Wojas-Pelc Anna, Lipko-Godlewska Sylwia
Katedra i Klinika Dermatologii, Collegium Medicum, Uniwersytetu Jagiellońskiego w Krakowie.
Przegl Lek. 2005;62(5):310-3.
The pathogenesis of skin scleroderma (LS) is still unknown. Disturbances of vessels system, connective tissue metabolism and humoral and cellular immunological response is observed. Antinuclear antibodies are detected in 30-80% of patients with different types of skin scleroderma. They are present more often in patients with disseminated lesions and linear type of LS compared to morphoea au plaque. In our own analysis 28.5% of patients had also antibodies directed against Borrelia burgdorferi. It is believed that the injury of endothelial cells and proliferation in medial part of small vessels - which both lead to chronic ischemia - are the earliest disturbances observed in histopathological examination of the skin taken from systemic as well as from skin scleroderma patients. During last few years, there were some interesting reports concerning functional changes of endothelial cells which led to disturbances in tension of vessels smooth muscles. Free radicals - in genetically predispose people--can also provoke scleroderma lesions through their injury action on endothelial cells and stimulation of fibroblasts. In morphoea, the process of fibrosis begins around vessels. Deposition of connective tissue matrix is observed, especially collagen type I and III. This stimulation of fibroblasts as well as accumulation of connective tissue matrix are secondary to some stimulatory factors. These are: PDF, bFGF, TGFbeta and some cytokines. In morphoea patients serum levels of IL-1, IL-2, IL-4, IL-6 and IL-8 were elevated. In literature, levels and production of collagenases were decreased, although more authors say that tissue inhibitors of metalloproteinases are the main factor in fibrosis. The analysis of data tends to suspicion that enormous fibrosis observed in different types of scleroderma can be the result of increased production of collagen and other components of connective tissue as well as their incomplete degradation. Presented clinical and laboratory data show how many different factors influence etiopathogenesis of morphoea.
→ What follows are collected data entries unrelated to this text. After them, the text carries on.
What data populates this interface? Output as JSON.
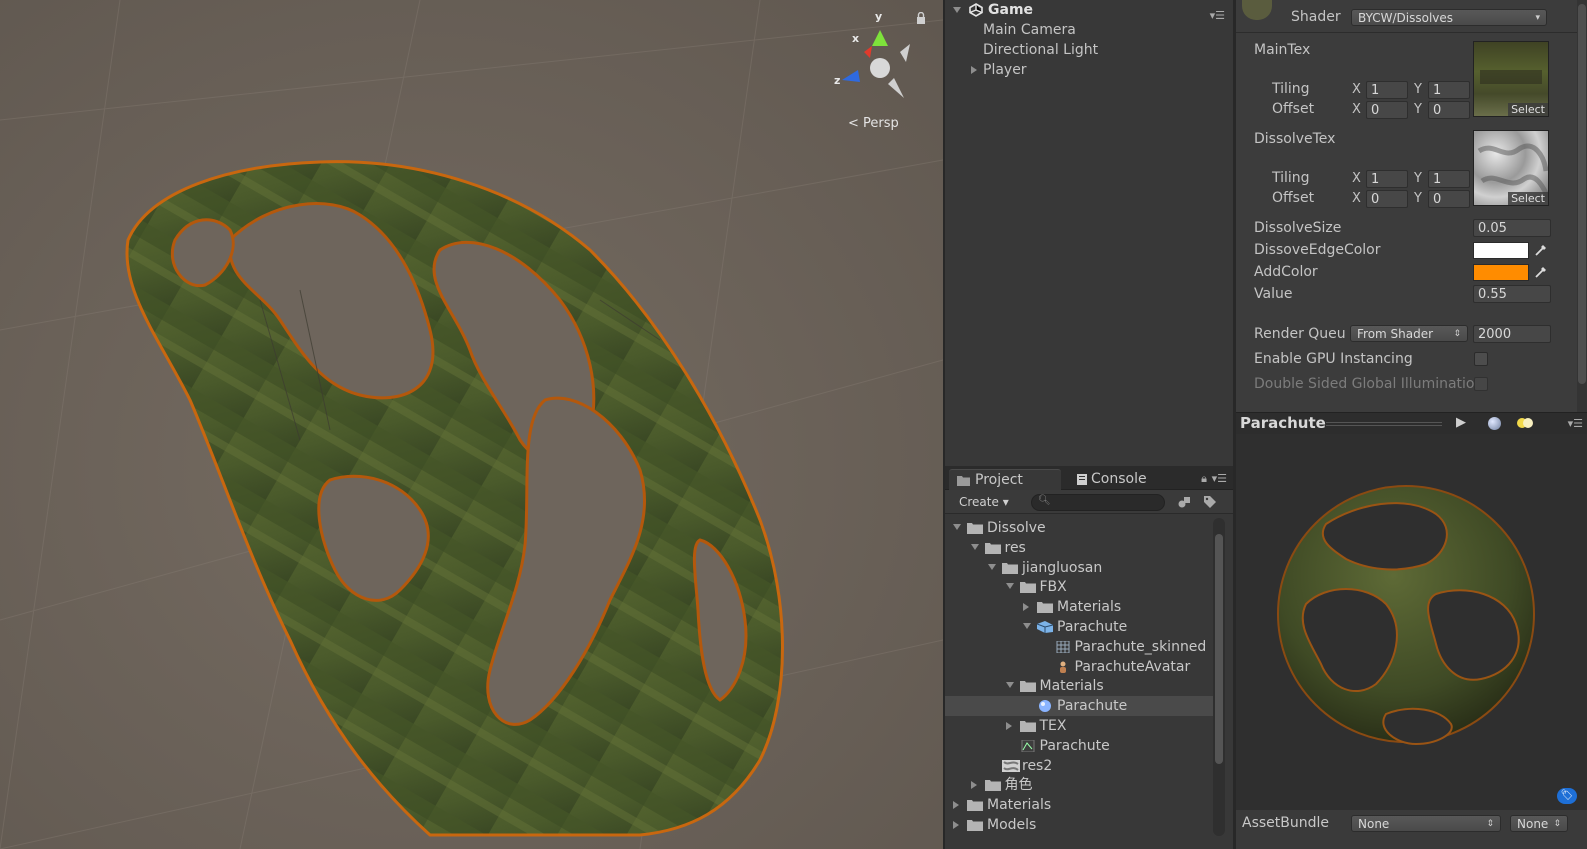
{
  "scene": {
    "gizmo_axes": {
      "y": "y",
      "x": "x",
      "z": "z"
    },
    "projection_label": "Persp",
    "colors": {
      "ground": "#6e655c",
      "cloth": "#4b5a2c",
      "burn_edge": "#c8670f"
    }
  },
  "hierarchy": {
    "root_label": "Game",
    "items": [
      {
        "label": "Main Camera",
        "expandable": false
      },
      {
        "label": "Directional Light",
        "expandable": false
      },
      {
        "label": "Player",
        "expandable": true
      }
    ]
  },
  "project": {
    "tabs": [
      {
        "label": "Project",
        "active": true,
        "icon": "folder-icon"
      },
      {
        "label": "Console",
        "active": false,
        "icon": "console-icon"
      }
    ],
    "create_label": "Create ▾",
    "search_placeholder": "",
    "tree": [
      {
        "label": "Dissolve",
        "depth": 0,
        "state": "expanded",
        "icon": "folder-icon"
      },
      {
        "label": "res",
        "depth": 1,
        "state": "expanded",
        "icon": "folder-icon"
      },
      {
        "label": "jiangluosan",
        "depth": 2,
        "state": "expanded",
        "icon": "folder-icon"
      },
      {
        "label": "FBX",
        "depth": 3,
        "state": "expanded",
        "icon": "folder-icon"
      },
      {
        "label": "Materials",
        "depth": 4,
        "state": "collapsed",
        "icon": "folder-icon"
      },
      {
        "label": "Parachute",
        "depth": 4,
        "state": "expanded",
        "icon": "model-icon"
      },
      {
        "label": "Parachute_skinned",
        "depth": 5,
        "state": "none",
        "icon": "mesh-icon"
      },
      {
        "label": "ParachuteAvatar",
        "depth": 5,
        "state": "none",
        "icon": "avatar-icon"
      },
      {
        "label": "Materials",
        "depth": 3,
        "state": "expanded",
        "icon": "folder-icon"
      },
      {
        "label": "Parachute",
        "depth": 4,
        "state": "none",
        "icon": "material-icon",
        "selected": true
      },
      {
        "label": "TEX",
        "depth": 3,
        "state": "collapsed",
        "icon": "folder-icon"
      },
      {
        "label": "Parachute",
        "depth": 3,
        "state": "none",
        "icon": "prefab-icon"
      },
      {
        "label": "res2",
        "depth": 2,
        "state": "none",
        "icon": "texture-icon"
      },
      {
        "label": "角色",
        "depth": 1,
        "state": "collapsed",
        "icon": "folder-icon"
      },
      {
        "label": "Materials",
        "depth": 0,
        "state": "collapsed",
        "icon": "folder-icon"
      },
      {
        "label": "Models",
        "depth": 0,
        "state": "collapsed",
        "icon": "folder-icon"
      }
    ]
  },
  "inspector": {
    "shader_label": "Shader",
    "shader_value": "BYCW/Dissolves",
    "main_tex": {
      "label": "MainTex",
      "tiling_label": "Tiling",
      "offset_label": "Offset",
      "tiling_x": "1",
      "tiling_y": "1",
      "offset_x": "0",
      "offset_y": "0",
      "select_label": "Select"
    },
    "dissolve_tex": {
      "label": "DissolveTex",
      "tiling_label": "Tiling",
      "offset_label": "Offset",
      "tiling_x": "1",
      "tiling_y": "1",
      "offset_x": "0",
      "offset_y": "0",
      "select_label": "Select"
    },
    "axis_x": "X",
    "axis_y": "Y",
    "dissolve_size": {
      "label": "DissolveSize",
      "value": "0.05"
    },
    "edge_color": {
      "label": "DissoveEdgeColor",
      "color": "#ffffff"
    },
    "add_color": {
      "label": "AddColor",
      "color": "#ff8c00"
    },
    "value": {
      "label": "Value",
      "value": "0.55"
    },
    "render_queue": {
      "label": "Render Queu",
      "mode": "From Shader",
      "value": "2000"
    },
    "gpu_instancing": {
      "label": "Enable GPU Instancing",
      "checked": false
    },
    "double_sided": {
      "label": "Double Sided Global Illuminatio",
      "checked": false
    }
  },
  "preview": {
    "title": "Parachute"
  },
  "asset_bundle": {
    "label": "AssetBundle",
    "name_value": "None",
    "variant_value": "None"
  }
}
局限性硬皮病(LS)的发病机制仍不清楚。观察到血管系统、结缔组织代谢以及体液和细胞免疫反应存在紊乱。在30%至80%的不同类型皮肤硬皮病患者中可检测到抗核抗体。与斑块状硬斑病相比,它们更常见于有播散性损害和线状LS的患者中。在我们自己的分析中,28.5%的患者还具有抗伯氏疏螺旋体抗体。据信,内皮细胞损伤和小血管中层增殖——这两者都会导致慢性缺血——是在系统性硬皮病以及局限性硬皮病患者皮肤的组织病理学检查中最早观察到的紊乱。在过去几年中,有一些关于内皮细胞功能变化的有趣报告,这些变化导致血管平滑肌张力紊乱。自由基——在有遗传易感性的人群中——也可通过其对内皮细胞的损伤作用和成纤维细胞的刺激引发硬皮病损害。在硬斑病中,纤维化过程始于血管周围。观察到结缔组织基质的沉积,尤其是I型和III型胶原。成纤维细胞的这种刺激以及结缔组织基质的积累是某些刺激因子的继发结果。这些因子包括:血小板衍生生长因子(PDF)、碱性成纤维细胞生长因子(bFGF)、转化生长因子β(TGFβ)和一些细胞因子。在硬斑病患者中,白细胞介素-1(IL-1)、白细胞介素-2(IL-2)、白细胞介素-4(IL-4)、白细胞介素-6(IL-6)和白细胞介素-8(IL-8)的血清水平升高。在文献中,胶原酶的水平和产生量降低,尽管更多作者认为金属蛋白酶组织抑制剂是纤维化的主要因素。数据分析倾向于怀疑在不同类型硬皮病中观察到的大量纤维化可能是胶原和结缔组织其他成分产生增加以及它们不完全降解的结果。所呈现的临床和实验室数据显示了有多少不同因素影响硬斑病的病因发病机制。